4th Gear: Subaru Going Electric
Subaru might be going electric like everyone else, its CEO told the Detroit News:
The Japanese company, which plans to make record investments in research and development in this financial year, is weighing installing electric powertrains in current models rather than designing an all-new car, Chief Executive Officer Yasuyuki Yoshinaga, 63, said in an interview.
[...]
Subaru can take this approach because what defines the brand now is safety, not the boxer engine that is found in its entire lineup of only gasoline-powered vehicles, according to Yoshinaga.

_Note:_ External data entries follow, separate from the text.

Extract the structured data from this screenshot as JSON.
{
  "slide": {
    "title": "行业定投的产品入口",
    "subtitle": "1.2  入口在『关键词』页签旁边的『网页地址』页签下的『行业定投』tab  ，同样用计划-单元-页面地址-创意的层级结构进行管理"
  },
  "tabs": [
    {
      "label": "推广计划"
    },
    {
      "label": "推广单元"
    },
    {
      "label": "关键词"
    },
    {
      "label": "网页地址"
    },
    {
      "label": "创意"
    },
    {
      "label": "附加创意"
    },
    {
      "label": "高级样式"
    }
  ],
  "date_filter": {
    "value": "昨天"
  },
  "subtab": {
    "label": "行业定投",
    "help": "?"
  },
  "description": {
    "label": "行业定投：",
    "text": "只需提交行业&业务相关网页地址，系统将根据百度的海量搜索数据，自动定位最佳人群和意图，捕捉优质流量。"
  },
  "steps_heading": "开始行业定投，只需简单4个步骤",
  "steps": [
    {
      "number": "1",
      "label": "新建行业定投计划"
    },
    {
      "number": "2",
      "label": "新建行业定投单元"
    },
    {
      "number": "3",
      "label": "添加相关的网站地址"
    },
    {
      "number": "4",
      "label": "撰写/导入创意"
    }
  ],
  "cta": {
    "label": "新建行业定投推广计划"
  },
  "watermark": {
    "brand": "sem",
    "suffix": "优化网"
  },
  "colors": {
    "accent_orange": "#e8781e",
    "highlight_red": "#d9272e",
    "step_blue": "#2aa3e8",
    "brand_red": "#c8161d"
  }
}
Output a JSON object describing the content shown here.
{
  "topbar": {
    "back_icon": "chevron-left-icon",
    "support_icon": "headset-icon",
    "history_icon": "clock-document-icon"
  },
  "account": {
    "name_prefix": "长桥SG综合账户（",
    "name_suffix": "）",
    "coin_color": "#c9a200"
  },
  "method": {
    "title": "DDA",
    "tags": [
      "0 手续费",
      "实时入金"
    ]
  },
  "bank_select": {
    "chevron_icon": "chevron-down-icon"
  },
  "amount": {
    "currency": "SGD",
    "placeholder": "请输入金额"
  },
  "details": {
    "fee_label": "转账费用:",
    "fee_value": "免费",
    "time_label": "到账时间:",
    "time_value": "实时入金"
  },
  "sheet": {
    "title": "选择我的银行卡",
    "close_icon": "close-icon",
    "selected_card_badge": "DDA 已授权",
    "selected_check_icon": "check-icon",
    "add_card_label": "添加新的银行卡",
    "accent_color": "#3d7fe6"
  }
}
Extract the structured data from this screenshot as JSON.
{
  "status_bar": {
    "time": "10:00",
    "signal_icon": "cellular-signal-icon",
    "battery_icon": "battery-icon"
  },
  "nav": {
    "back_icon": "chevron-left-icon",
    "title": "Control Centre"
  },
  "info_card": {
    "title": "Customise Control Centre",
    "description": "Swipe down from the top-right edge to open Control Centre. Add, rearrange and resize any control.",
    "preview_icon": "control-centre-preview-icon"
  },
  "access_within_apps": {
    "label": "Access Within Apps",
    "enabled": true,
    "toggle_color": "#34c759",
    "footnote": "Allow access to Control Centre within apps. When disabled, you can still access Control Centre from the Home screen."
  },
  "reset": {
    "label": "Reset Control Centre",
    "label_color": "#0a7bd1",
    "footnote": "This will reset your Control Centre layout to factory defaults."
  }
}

And if this all sounds very dumb and bad and wrong to you, that’s because it is. Not going electric, I mean, that’s probably smart. But claiming that one of the main hallmarks of your company is not the boxer engine when it very much is, and then only adapting existing models for electric powertrains? That’s just atrocious.
The reason why everyone and their mother is building electric cars from the ground up is because, really, you have to. Electric cars need to be stuffed to the gills with batteries to work properly, and virtually every electric car that does so has the floor totally lined with batteries. If the batteries aren’t lining the floor, they’re usually stuffed in the trunk. Where there isn’t a lot of space for them. So trunk space is severely cramped, and the end result is a car that can really only do 100 miles on a charge.
There’s a reason you don’t see California Special electric cars everywhere, but you do see Teslas.
Subaru. Don’t do this. You know better.
5th Gear: Automakers Like NAFTA
Reverse: There Was A Movie
On this day in 1991, the critically acclaimed road movie “Thelma and Louise” debuts in theaters, stunning audiences with a climactic scene in which its two heroines drive off a cliff into the Grand Canyon, in a vintage 1966 green Ford Thunderbird convertible.
Neutral: What Should Lotus Do?
Imagine you’re Lotus. Now imagine you’re given virtually unlimited funds. Now imagine you’re told to go ahead and make your dream car. What do you do?